Linguists suggest that the runes were adopted by Northern Europeans from early Italic alphabets. The first Germanic rune alphabet, known as Elder Futhark, emerged in about the first century AD. This alphabet was certainly used in Scandinavia as a full set of the 24 runic symbols has been found on the Kylver stone in Sweden.
With the rise of the Vikings, Scandinavian languages began to change and Elder Futhark was replaced by Younger Futhark from about AD800.
This was a shorter alphabet of only 16 runic symbols, and there were three slightly different versions of the alphabet in Denmark, Norway and Sweden.
These runes were used until about AD1200, when they were completely replaced by Latin due to the influence of Christianity.
While few examples of Elder Futhark in use survive, Younger Futhark seems to have been used widely. More than 6,000 inscriptions using Younger Futhark symbols survive from around Scandinavia.
The runes were generally carved into stone, wood, bone, metal or other hard surfaces.
This probably explains the sharp straight lines of the alphabet, which would have been easier to inscribe on hard surfaces than rounded letters.
Like our own familiar alphabet, the runes symbolize sounds, that can be used to spell out different words.
They were used in this way for mundane notes and records as required. But each rune also had a philosophical and magical significance.
Below is a list of the names of the individual Norse runes and what those names mean in Old Norse. Also given are the sound associated with each rune, and the general significance of the rune.
These insights have all been garnered from rune poems documented from Iceland and Norway that provide a short description of each of the runes.
The Romans, observing pre-Vikings Germanic people, observed that they used the runes for magical purposes and record practices such as carving runic symbols onto sticks and throwing them on the ground to see a pattern.
A Viking poem hints at the same practice in the Viking age, describing wooden chips carved with the runes being tossed into blood in order to divine the future.
From stories of Norse mythology, it seems that the magical art of Seidr, which involved discerning and changing fate, involved the runes. Odin, finder of the runes, along with the goddess Freya, was considered expert in the practice, and as we know the Norns used the runes to control fate.
A story from the Norse sagas also points to the magical powers of the runes. In the Saga of Egil, the warrior encounters a farmer whose daughter is very ill. Investigating the situation, he discovers that a whale bone with a crudely carved rune symbol has been placed in her bed, probably by a local boy in an attempt to help the girl.

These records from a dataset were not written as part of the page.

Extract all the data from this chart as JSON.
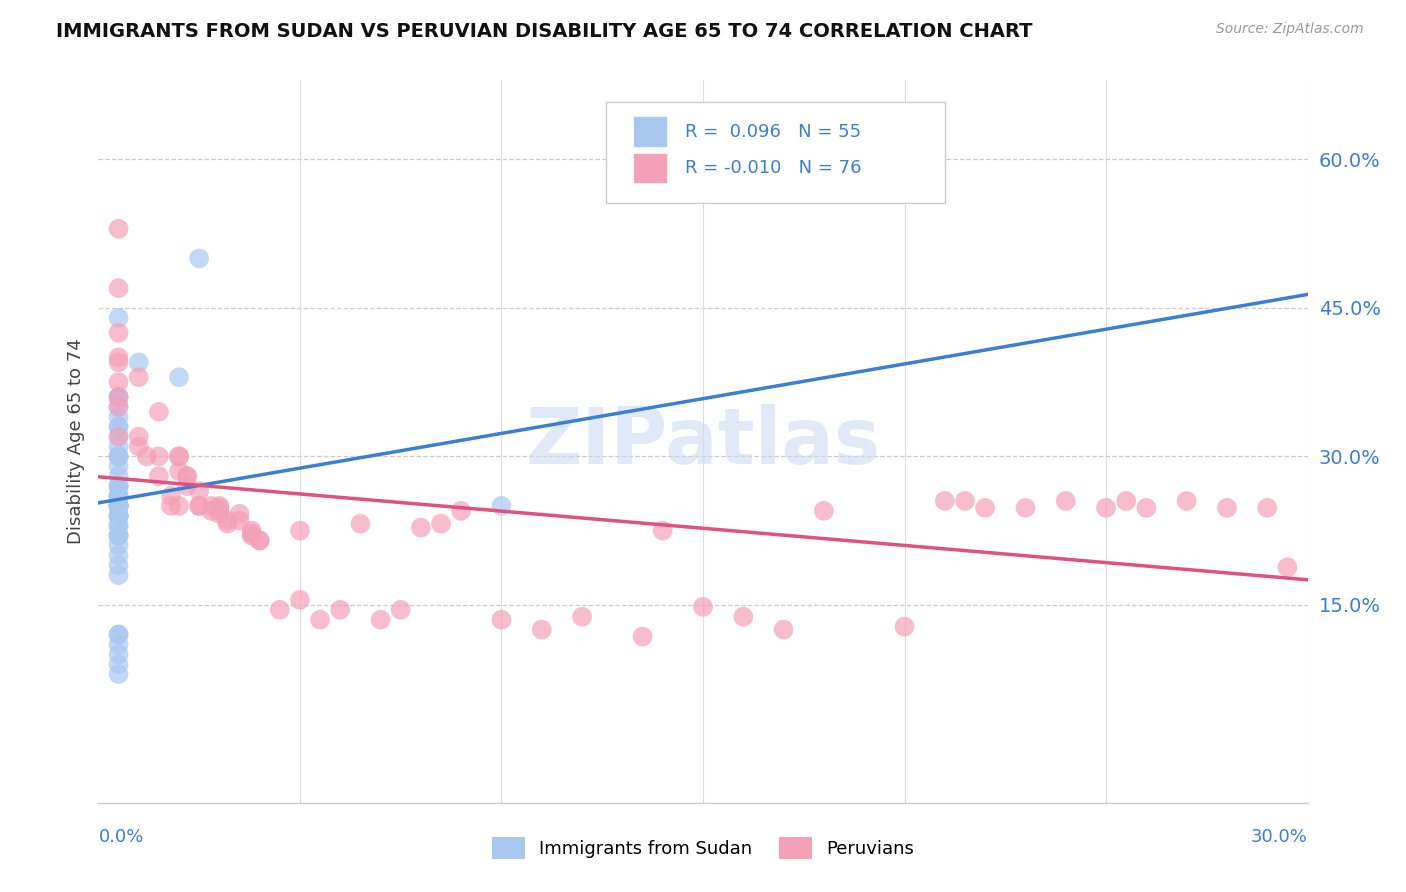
{
  "title": "IMMIGRANTS FROM SUDAN VS PERUVIAN DISABILITY AGE 65 TO 74 CORRELATION CHART",
  "source": "Source: ZipAtlas.com",
  "ylabel": "Disability Age 65 to 74",
  "ytick_labels": [
    "15.0%",
    "30.0%",
    "45.0%",
    "60.0%"
  ],
  "ytick_values": [
    0.15,
    0.3,
    0.45,
    0.6
  ],
  "xlim": [
    0.0,
    0.3
  ],
  "ylim": [
    -0.05,
    0.68
  ],
  "watermark": "ZIPatlas",
  "color_blue": "#a8c8f0",
  "color_pink": "#f4a0b8",
  "trendline_blue": "#3a7fd5",
  "trendline_pink": "#e05080",
  "trendline_dashed_color": "#b0b8c8",
  "sudan_x": [
    0.01,
    0.025,
    0.005,
    0.005,
    0.005,
    0.005,
    0.005,
    0.005,
    0.005,
    0.005,
    0.005,
    0.005,
    0.005,
    0.005,
    0.005,
    0.005,
    0.005,
    0.005,
    0.005,
    0.005,
    0.005,
    0.005,
    0.005,
    0.005,
    0.005,
    0.005,
    0.005,
    0.005,
    0.005,
    0.005,
    0.005,
    0.005,
    0.005,
    0.005,
    0.005,
    0.02,
    0.005,
    0.005,
    0.005,
    0.005,
    0.005,
    0.005,
    0.005,
    0.005,
    0.005,
    0.005,
    0.005,
    0.005,
    0.005,
    0.1,
    0.005,
    0.005,
    0.005,
    0.005,
    0.005
  ],
  "sudan_y": [
    0.395,
    0.5,
    0.44,
    0.36,
    0.31,
    0.34,
    0.3,
    0.36,
    0.33,
    0.33,
    0.32,
    0.3,
    0.25,
    0.28,
    0.3,
    0.29,
    0.27,
    0.25,
    0.27,
    0.25,
    0.24,
    0.23,
    0.22,
    0.22,
    0.22,
    0.21,
    0.12,
    0.11,
    0.12,
    0.1,
    0.09,
    0.08,
    0.23,
    0.24,
    0.25,
    0.38,
    0.26,
    0.27,
    0.25,
    0.24,
    0.25,
    0.26,
    0.26,
    0.25,
    0.24,
    0.2,
    0.35,
    0.19,
    0.18,
    0.25,
    0.25,
    0.26,
    0.25,
    0.24,
    0.25
  ],
  "peru_x": [
    0.005,
    0.005,
    0.005,
    0.005,
    0.005,
    0.005,
    0.005,
    0.005,
    0.005,
    0.01,
    0.01,
    0.01,
    0.012,
    0.015,
    0.015,
    0.015,
    0.018,
    0.018,
    0.02,
    0.02,
    0.02,
    0.02,
    0.022,
    0.022,
    0.022,
    0.025,
    0.025,
    0.025,
    0.028,
    0.028,
    0.03,
    0.03,
    0.03,
    0.03,
    0.032,
    0.032,
    0.035,
    0.035,
    0.038,
    0.038,
    0.038,
    0.04,
    0.04,
    0.045,
    0.05,
    0.05,
    0.055,
    0.06,
    0.065,
    0.07,
    0.075,
    0.08,
    0.085,
    0.09,
    0.1,
    0.11,
    0.12,
    0.135,
    0.14,
    0.15,
    0.16,
    0.17,
    0.18,
    0.2,
    0.21,
    0.215,
    0.22,
    0.23,
    0.24,
    0.25,
    0.255,
    0.26,
    0.27,
    0.28,
    0.29,
    0.295
  ],
  "peru_y": [
    0.53,
    0.47,
    0.425,
    0.395,
    0.36,
    0.35,
    0.32,
    0.4,
    0.375,
    0.31,
    0.32,
    0.38,
    0.3,
    0.345,
    0.3,
    0.28,
    0.26,
    0.25,
    0.25,
    0.3,
    0.285,
    0.3,
    0.27,
    0.28,
    0.28,
    0.265,
    0.25,
    0.25,
    0.25,
    0.245,
    0.25,
    0.248,
    0.245,
    0.242,
    0.232,
    0.235,
    0.242,
    0.235,
    0.225,
    0.222,
    0.22,
    0.215,
    0.215,
    0.145,
    0.155,
    0.225,
    0.135,
    0.145,
    0.232,
    0.135,
    0.145,
    0.228,
    0.232,
    0.245,
    0.135,
    0.125,
    0.138,
    0.118,
    0.225,
    0.148,
    0.138,
    0.125,
    0.245,
    0.128,
    0.255,
    0.255,
    0.248,
    0.248,
    0.255,
    0.248,
    0.255,
    0.248,
    0.255,
    0.248,
    0.248,
    0.188
  ],
  "legend_line1": "R =  0.096   N = 55",
  "legend_line2": "R = -0.010   N = 76",
  "legend_color": "#3a7fd5",
  "bottom_legend1": "Immigrants from Sudan",
  "bottom_legend2": "Peruvians"
}
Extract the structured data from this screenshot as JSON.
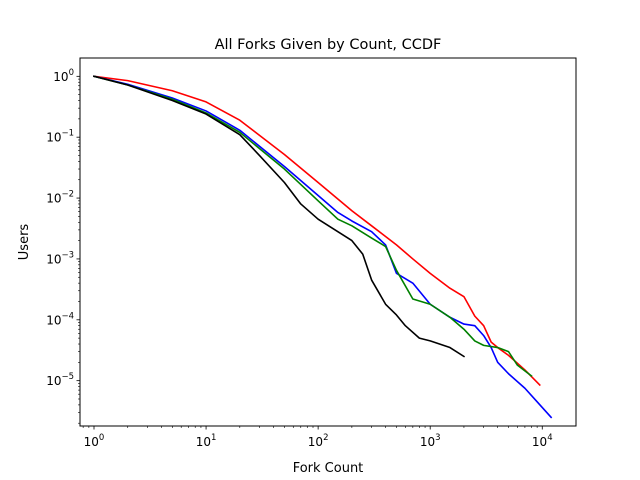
{
  "chart_data": {
    "type": "line",
    "title": "All Forks Given by Count, CCDF",
    "xlabel": "Fork Count",
    "ylabel": "Users",
    "xscale": "log",
    "yscale": "log",
    "xlim": [
      0.75,
      20000
    ],
    "ylim": [
      1.8e-06,
      2.0
    ],
    "grid": false,
    "x_ticks": [
      {
        "value": 1,
        "base": "10",
        "exp": "0"
      },
      {
        "value": 10,
        "base": "10",
        "exp": "1"
      },
      {
        "value": 100,
        "base": "10",
        "exp": "2"
      },
      {
        "value": 1000,
        "base": "10",
        "exp": "3"
      },
      {
        "value": 10000,
        "base": "10",
        "exp": "4"
      }
    ],
    "y_ticks": [
      {
        "value": 1,
        "base": "10",
        "exp": "0"
      },
      {
        "value": 0.1,
        "base": "10",
        "exp": "−1"
      },
      {
        "value": 0.01,
        "base": "10",
        "exp": "−2"
      },
      {
        "value": 0.001,
        "base": "10",
        "exp": "−3"
      },
      {
        "value": 0.0001,
        "base": "10",
        "exp": "−4"
      },
      {
        "value": 1e-05,
        "base": "10",
        "exp": "−5"
      }
    ],
    "series": [
      {
        "color": "#ff0000",
        "x": [
          1,
          2,
          5,
          10,
          20,
          50,
          100,
          200,
          300,
          500,
          700,
          1000,
          1500,
          2000,
          2500,
          3000,
          3500,
          4000,
          5000,
          7000,
          9500
        ],
        "y": [
          1.0,
          0.85,
          0.58,
          0.38,
          0.19,
          0.052,
          0.018,
          0.0062,
          0.0035,
          0.0017,
          0.001,
          0.00058,
          0.00033,
          0.00024,
          0.000115,
          8e-05,
          4.3e-05,
          3.5e-05,
          2.6e-05,
          1.5e-05,
          8.5e-06
        ]
      },
      {
        "color": "#0000ff",
        "x": [
          1,
          2,
          5,
          10,
          20,
          50,
          100,
          150,
          200,
          300,
          400,
          500,
          700,
          1000,
          1500,
          2000,
          2500,
          3000,
          3500,
          4000,
          5000,
          7000,
          9000,
          12000
        ],
        "y": [
          1.0,
          0.74,
          0.44,
          0.27,
          0.13,
          0.033,
          0.011,
          0.0058,
          0.0042,
          0.0028,
          0.0017,
          0.00058,
          0.0004,
          0.00018,
          0.00011,
          8.5e-05,
          8e-05,
          5.5e-05,
          3.5e-05,
          2e-05,
          1.3e-05,
          7.5e-06,
          4.5e-06,
          2.5e-06
        ]
      },
      {
        "color": "#008000",
        "x": [
          1,
          2,
          5,
          10,
          20,
          50,
          100,
          150,
          200,
          300,
          400,
          500,
          700,
          1000,
          1500,
          2000,
          2500,
          3000,
          4000,
          5000,
          6000,
          8000
        ],
        "y": [
          1.0,
          0.72,
          0.42,
          0.25,
          0.12,
          0.03,
          0.009,
          0.0045,
          0.0035,
          0.0022,
          0.0016,
          0.00065,
          0.00022,
          0.00018,
          0.00011,
          7e-05,
          4.5e-05,
          3.8e-05,
          3.5e-05,
          3e-05,
          1.8e-05,
          1.2e-05
        ]
      },
      {
        "color": "#000000",
        "x": [
          1,
          2,
          5,
          10,
          20,
          30,
          50,
          70,
          100,
          150,
          200,
          250,
          300,
          400,
          500,
          600,
          800,
          1000,
          1500,
          2000
        ],
        "y": [
          1.0,
          0.72,
          0.4,
          0.24,
          0.11,
          0.05,
          0.018,
          0.008,
          0.0045,
          0.0028,
          0.002,
          0.0012,
          0.00045,
          0.00018,
          0.00012,
          8e-05,
          5e-05,
          4.5e-05,
          3.5e-05,
          2.5e-05
        ]
      }
    ]
  }
}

Unfortunately, the boy’s knowledge of the runes appears to have been minimal and he had carved a rune that was making her worse rather than better. As a master of the runes, Egil destroys the rune and inscribes a different runic symbol to counteract the ill effects of the original rune.
Other episodes in the Norse sagas tell of victory runes carved onto weapons, wave runes carved into the sides of ships and oars, birth runes that offer assistance during childbirth, and life runes that can treat wounds and illness.
Runic magic based on earlier Viking runes was still practiced in Iceland from the 1400s to the 1800s. There are texts that record a number of magical staves, known as Galdrastafir.
These symbols appear to have had a wide range of purposes including killing an enemy’s cattle, promoting fertility, guidance through bad weather and warding off thieves.
Among the most well-known of these symbols were Vegvísir, which was inscribed on ships in order to ensure that they could find their way home. It had a meaning similar to ‘wayfinder’ and was also worn as a talisman of luck and protection.
Another potent symbol was Aegishjalmir, also known as Hel of Awe, which was believed to grant great strength and ensure a warrior’s victory against his enemies. Some Icelandic folktales suggest that warriors would paint this symbol on their forehead before battle.
For the Vikings, the runes were more than just an alphabet, they were a series of potent symbols that could make ideas solid and alter the reality in which they lived. The Vikings believed that words had power, and should be used wisely.